Return on investment (ROI)

There is no specific way to measure ROI, but Fractl has created a great calculator that can roughly estimate how much money you made from money spent on content marketing or a native ad campaign. This is a rough estimate, but you can't exactly monetize how much money you'll make from social media shares, making this calculator your best bet.

Content and native advertising is a long-term game; you will get results from your campaigns if the content has been presented to thousands of readers and shared multiple times on social media.


Native Ads: While native advertising can provide much-needed insight into a brand or company, it has several problems:

  • According to a Contently case study, sponsored posts have trust issues. Users are less likely to click on anything tagged as " sponsored " and prefer to read organic content.

  • Google considers sponsored messages to be paid links. This means they won't offer any mileage or SEO benefits.

  • Native advertising requires some in-depth knowledge of the publisher's audience, industry, scope, content composition, and overall tone. If someone wants to spend money on native advertising, it's best to have someone who fully understands the publisher's audience profile.

However, well-placed and engaging native ads can generate interest and give a positive boost to your brand if done right.

Content Marketing

Traffic can be brought to your website or product by a properly executed content marketing strategy. However, to run a good content marketing campaign, you need to have… well… good content. Sounds simple, but not many people are capable of creating stories and experiences that engage customers.

Admit it! Content marketing is very difficult. If you're thinking about creating a content marketing campaign but don't fully understand the basic details of such a campaign, it's best to hire someone who does or handles other forms of advertising. Not knowing the right way to build a content marketing campaign can result in thousands of dollars wasted, hundreds of lost hours, or a loss of brand value.

Examples of great content marketing

Purina, a major pet food company, teamed up with Buzzfeed Video, Facebook, YouTube, and other video publishers to create a highly successful content marketing campaign. In the video below you will see content marketing in all its glory. By the end of the video, you won't realize it's a Purina ad. Instead, Buzzfeed was able to tell a touching story about what it's like to be the first owner of a puppy. They connected with Buzzfeed viewers with a short video filled with cuteness, comedy, and suspense.

To take it one step further, Purina has created, a content-driven site that helps puppy owners learn more about grooming, nutrition, health, behavior, and more. It's a great way to harness the power of content in your sales funnel. potential customers to your site.

Watch the continuation of the story as a Facebook post below:

Puppy Age: Our First Poop - Get your first year right. Visit for everything your puppy needs.

Examples of native advertising

More this Blog Post content marketing vs native advertising, the Onion is known for writing comic satirical articles. By carefully crafting their message, H&R Block was able to insert their ad in a way that matched the article and the fun nature of The Onion readers.

Yes, this is a sponsored post, but it's not too obvious.

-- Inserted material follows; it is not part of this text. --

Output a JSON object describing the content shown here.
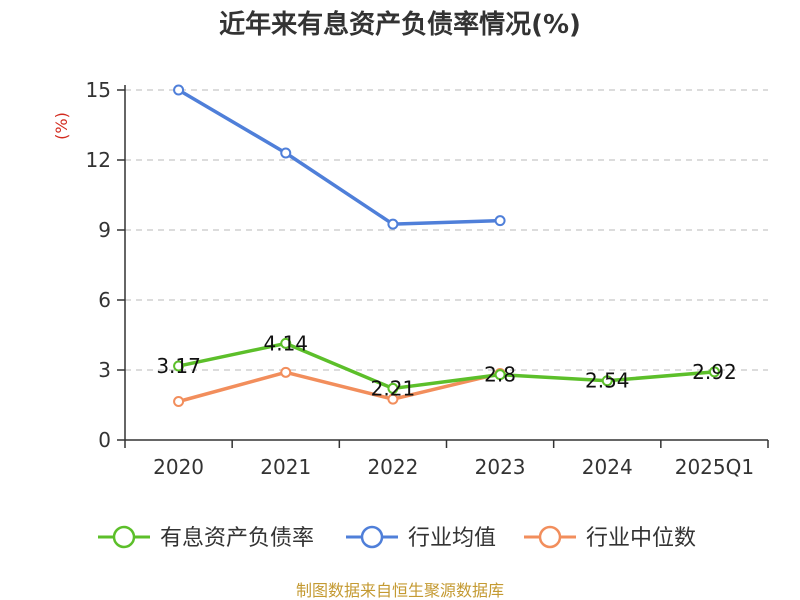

Instead, it is referred to as a " business venture ", which is just a clever choice of words meaning it's an advertisement.

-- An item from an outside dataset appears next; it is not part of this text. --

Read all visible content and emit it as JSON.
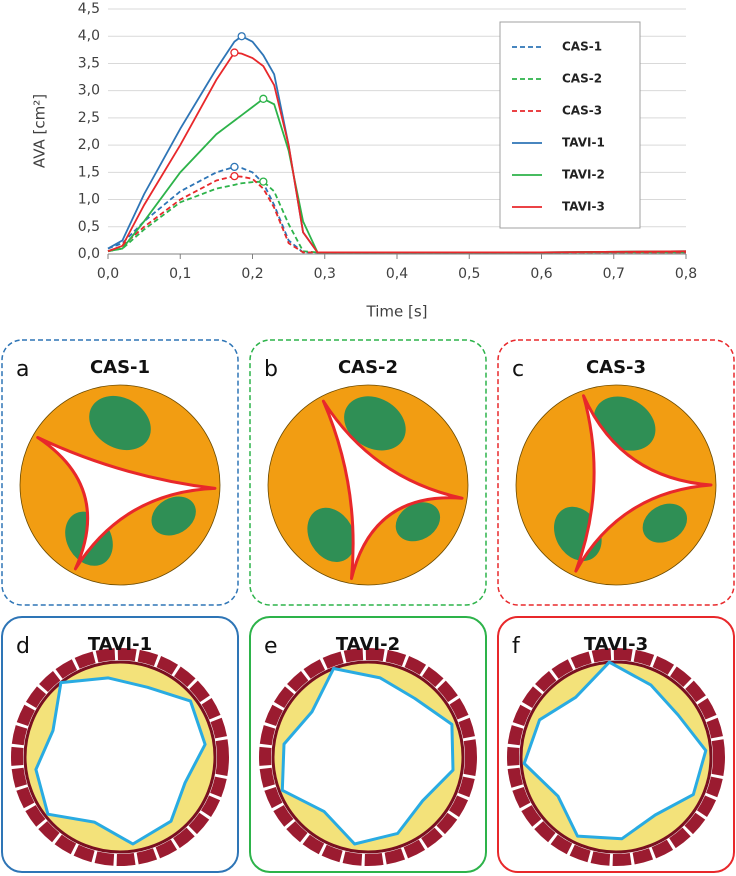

Here's a sponsored email campaign that went wrong. This is a bad PR stunt for The Atlantic, given that Scientology is highly controversial. Of course, Atlantic did indeed sell this ad space for an astronomical price, but the negative feedback it received was not worth the sponsored article. 

This shows that native advertising is also a two-way street where the publisher must be careful about the context of the advertiser's message and how their audience perceives the subject matter.

Lesson: Don't let anyone post promotional messages on your site. Bad native ads are defined not only by how they are placed on the page but also by who and what they represent.

So now that we've beaten these topics to a pulp, what do you say? Do you allow sponsored posts on your site or participate in native ads elsewhere? Or are you a content marketing lover? Thoughts are welcome below.